Climate Change during Marine Isotope Stages 10 & 11 based on High-Resolution Speleothem Records from Eastern North America

Wednesday, 17 December 2014
Jessica A Buckles1, Yongli Gao1, Xianfeng Wang2, Harry Rowe3, Hai Cheng4 and R. Lawrence Edwards5, (1)University of Texas at San Antonio, San Antonio, TX, United States, (2)Earth Observatory of Singapore, Singapore, Singapore, (3)University of Texas at Austin, Bureau of Economic Geology, Austin, TX, United States, (4)University of Minnesota Twin Cities, Dept. of Earth Sciences, Minneapolis, MN, United States, (5)University of Minnesota, Minneapolis, MN, United States
Two speleothems from eastern North America grew throughout Marine Isotope Stages 10 and 11. High-resolution stable isotope δ18O and δ13C, and Sr records are constrained by 16 230Th age dates. MIS 11 (374 – 424 kyr BP) is of particular interest due to the similarity of orbitally-controlled insolation conditions from this time period and the modern. While few high-resolution continental paleoclimate records exist for this time period, marine records reveal that during this prominent interglacial, sea surface temperatures were relatively stable, in contrast to those which occurred during the subsequent glacial period (MIS 10).

Speleothems TNBS-8 and TNMOR2-01, from Tennessee’s Blue Springs Cave and Morrell Cave, respectively, grew between 338 – 420 kyr BP and overlap for ~50 kyr. Growth rates were generally higher during MIS 11 than 10, with a higher degree of variability.
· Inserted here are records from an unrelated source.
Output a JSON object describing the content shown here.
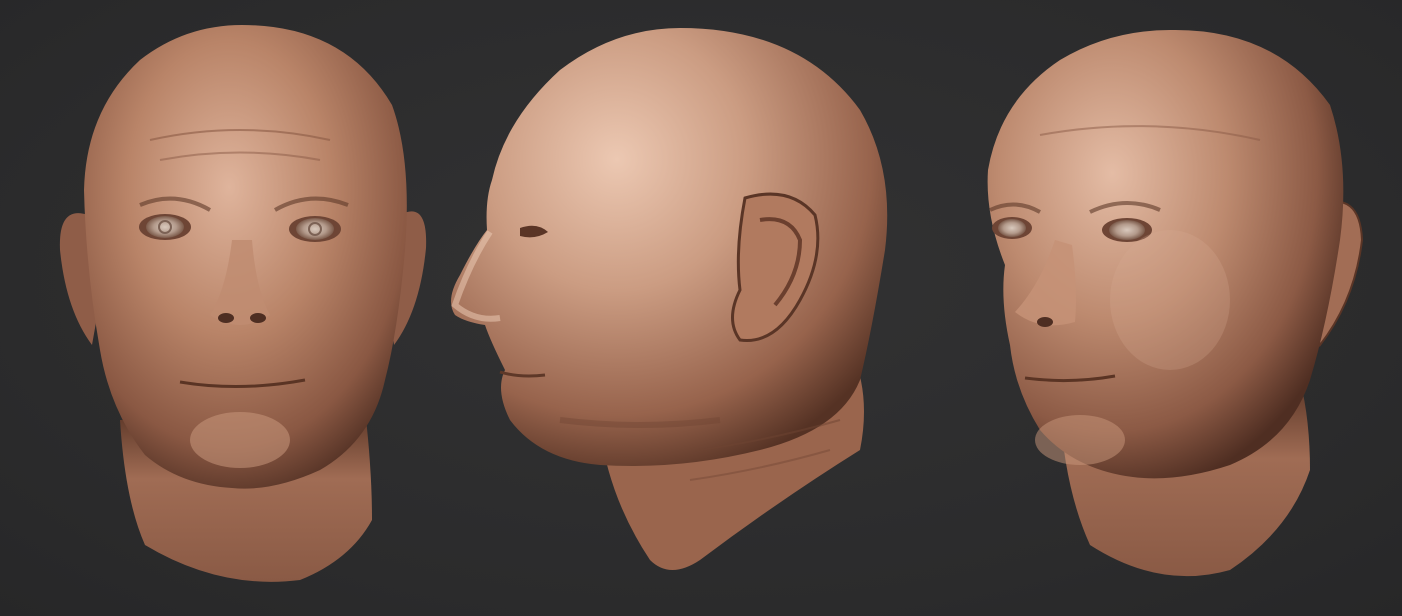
{
  "scene": {
    "background_color": "#2c2c2d",
    "material_color": "#b8826a",
    "material_highlight": "#e3bca5",
    "material_shadow": "#4a2c20",
    "views": [
      {
        "id": "front",
        "kind": "front-view"
      },
      {
        "id": "profile",
        "kind": "side-view"
      },
      {
        "id": "three-quarter",
        "kind": "three-quarter-view"
      }
    ]
  }
}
Stable isotope δ18O and δ13C records (TNMOR2-01) show an overall trend towards higher values throughout the MIS 11-10 transition, with well-defined periods of depletion and enrichment. Sr concentration measured through µ-XRF reveals similar behavior as the δ13C record and serves as a proxy for moisture availability. Overlapping Sr results for both speleothems share general trends and reveal distinct intervals of increased precipitation occur throughout the record, with most coinciding with summer insolation maxima. The transitions of MIS 11.2 to 11.1 and MIS 11 to 10 are well-constrained by abrupt increases in δ18O and δ13C values along with Sr concentrations.

An examination of continental proxy responses to similar orbital and climatic conditions as the modern allows for not only a greater understanding of how the climate changed during the MIS 10-11, but also allows for the examination of natural climate variability in light of the addition of anthropogenic climate forcing.